The exhaust velocity \( v_{ex} \) refers to the speed at which gases exit the rocket's propulsion system. It is a critical factor affecting the overall thrust efficiency. The higher the exhaust velocity, the greater the escape speed, and hence, more thrust is produced. This component is crucial when considering the kinetic energy imparted from the fuel to the rocket.
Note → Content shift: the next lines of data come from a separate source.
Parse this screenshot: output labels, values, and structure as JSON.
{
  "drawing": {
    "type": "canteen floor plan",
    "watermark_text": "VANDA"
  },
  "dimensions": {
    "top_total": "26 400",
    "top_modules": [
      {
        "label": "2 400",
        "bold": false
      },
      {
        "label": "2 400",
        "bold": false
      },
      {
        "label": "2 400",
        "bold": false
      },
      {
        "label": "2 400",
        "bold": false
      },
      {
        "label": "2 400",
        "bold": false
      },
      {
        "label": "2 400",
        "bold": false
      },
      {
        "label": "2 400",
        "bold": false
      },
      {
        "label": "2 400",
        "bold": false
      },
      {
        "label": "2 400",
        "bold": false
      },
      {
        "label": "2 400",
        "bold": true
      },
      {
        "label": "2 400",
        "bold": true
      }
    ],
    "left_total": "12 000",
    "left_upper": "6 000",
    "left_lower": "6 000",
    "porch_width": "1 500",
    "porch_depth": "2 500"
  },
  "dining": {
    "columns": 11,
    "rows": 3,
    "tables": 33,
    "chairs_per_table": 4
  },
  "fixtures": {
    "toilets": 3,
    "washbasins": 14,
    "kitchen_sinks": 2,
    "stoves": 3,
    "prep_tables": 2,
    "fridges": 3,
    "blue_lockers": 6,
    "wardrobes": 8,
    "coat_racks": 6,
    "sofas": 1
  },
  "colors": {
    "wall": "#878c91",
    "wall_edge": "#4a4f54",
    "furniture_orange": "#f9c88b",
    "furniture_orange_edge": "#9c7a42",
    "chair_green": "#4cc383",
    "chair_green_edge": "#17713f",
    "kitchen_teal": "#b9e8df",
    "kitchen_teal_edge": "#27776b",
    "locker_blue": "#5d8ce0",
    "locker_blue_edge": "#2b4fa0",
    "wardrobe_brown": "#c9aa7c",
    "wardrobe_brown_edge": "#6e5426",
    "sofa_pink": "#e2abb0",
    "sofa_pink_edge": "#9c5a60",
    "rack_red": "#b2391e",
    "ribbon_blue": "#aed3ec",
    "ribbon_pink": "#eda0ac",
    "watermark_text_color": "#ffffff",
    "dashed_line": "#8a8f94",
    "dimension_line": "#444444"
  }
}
Higher exhaust velocities demand advanced engineering in designing engines and fuel types, while higher values can significantly improve the rocket's ability to overcome gravitational forces and atmospheric drag. In our exercise, the task revolved around finding an exhaust velocity that enables the rocket stages to achieve specific velocities, such as the final speed of 7.00 km/s for the second stage.

Fuel consumption rate

Fuel consumption rate in rocket propulsion outlines the rate at which a rocket engine burns its fuel load. During launches, this rate is typically extremely high, as a significant portion of the rocket's mass is the propellant itself. A rapid consumption rate leads to a significant decrease in mass, thereby enhancing acceleration according to the rocket equation.
The faster the fuel is consumed, the quicker the mass drops, elevating the rocket's velocity. In our case study, ignoring gravity allows analysis focused purely on fuel expulsion effects, given the brief fuel-burning duration. The main challenge and strategy lie in balancing the fuel rate to match the stages and to achieve desired velocity increases at each stage. Each stage is carefully planned with specific consumption rates to maximize efficiency.